Butter Roasted Pecans

Hey Y'all. It's been a long time. I was in Chicago for the holidays and have been back in Milan for a while now with no impetus to write at all. I've got a lot of catching up to do. So how the hell are ya?

Back in Chicago I found a delicious new recipe from an unlikely source: my Dad. Since his retirement, he's made a few forays in to cooking with his #1 result being Cabbage Soup of the famed Cabbage Soup Diet. "Eeew!", you say? Well I have to tell you that this stuff isn't half bad and having eaten it for lunch pretty much every day over the whole vacation, I actually lost weight at Christmastime! Can you imagine?

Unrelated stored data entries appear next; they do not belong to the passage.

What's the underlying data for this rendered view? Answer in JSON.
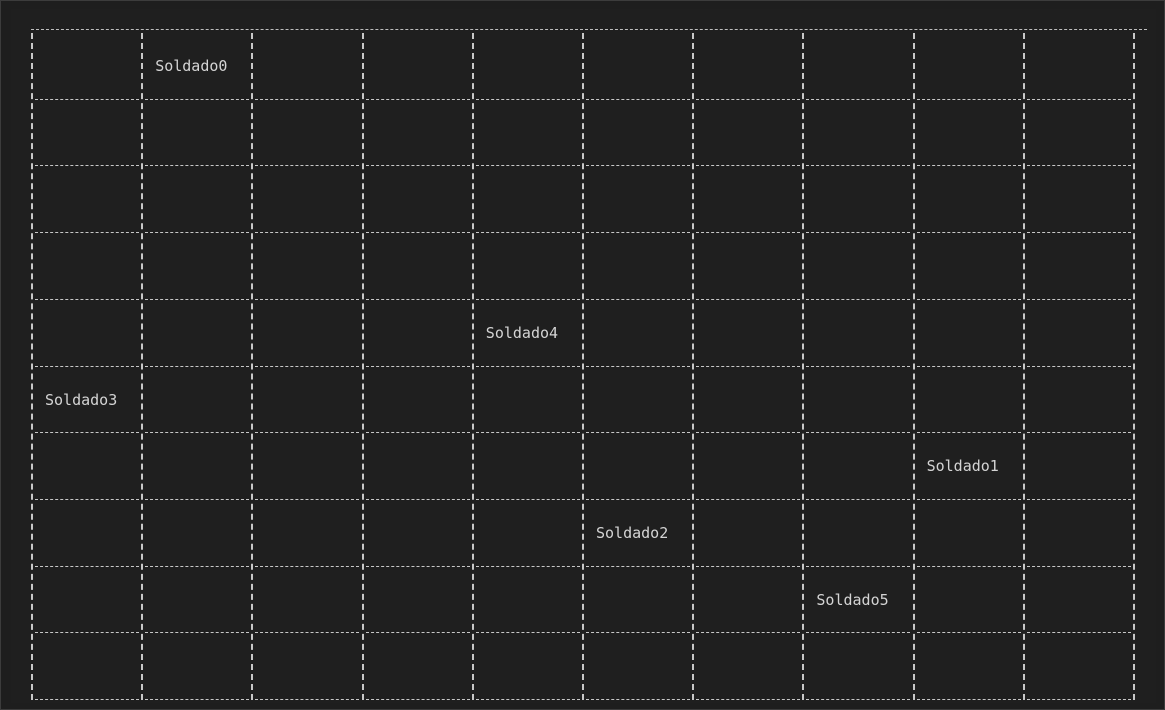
{
  "terminal": {
    "background": "#1f1f1f",
    "line_color": "#c8c8c8",
    "text_color": "#d4d4d4"
  },
  "board": {
    "rows": 10,
    "cols": 10,
    "soldiers": [
      {
        "label": "Soldado0",
        "row": 0,
        "col": 1
      },
      {
        "label": "Soldado4",
        "row": 4,
        "col": 4
      },
      {
        "label": "Soldado3",
        "row": 5,
        "col": 0
      },
      {
        "label": "Soldado1",
        "row": 6,
        "col": 8
      },
      {
        "label": "Soldado2",
        "row": 7,
        "col": 5
      },
      {
        "label": "Soldado5",
        "row": 8,
        "col": 7
      }
    ]
  }
}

Anyway another yummy treat my Dad makes is butter roasted pecans. They are simple and delicious. Here's the recipe:

1 pound of whole raw pecans
3 tablespoons of butter
salt to taste

Heat the oven to 265 degrees fahrenheit. Place the pecans in a single layer on a large cookie sheet. Allow to slowly roast to extreme crunchiness for 30 minutes. The relatively low temperature and long cooking time allow the nuts to get fully crunchy and evenly brown, not burny on the outside, chewy on the inside. Music to slow-roast pecans by: "Pressure Drop" performed by Joe Strummer and the Mescaleros. Why? It's just the song I've had going around in my head for the last couple days after having viewed the "Grosse Pointe Blank" episode of my own personal John Cusack film festival. Speaking of John Cusack, did you know that, aside from having probably the best musical taste in Hollywood, he has a few rather strong opinions about the war in Iraq? Have a look here. Back to pecans: during the last 10 minutes of slow cooking, place the butter in a large glass or metal mixing bowl and put in the oven to melt. Take out the nuts and the butter. Immediately pour the pecans into the butter and stir to coat everything. Keep stirring until all the butter has been absorbed. Sprinkle with salt and mix again. Taste and repeat until the nuts are salty enough.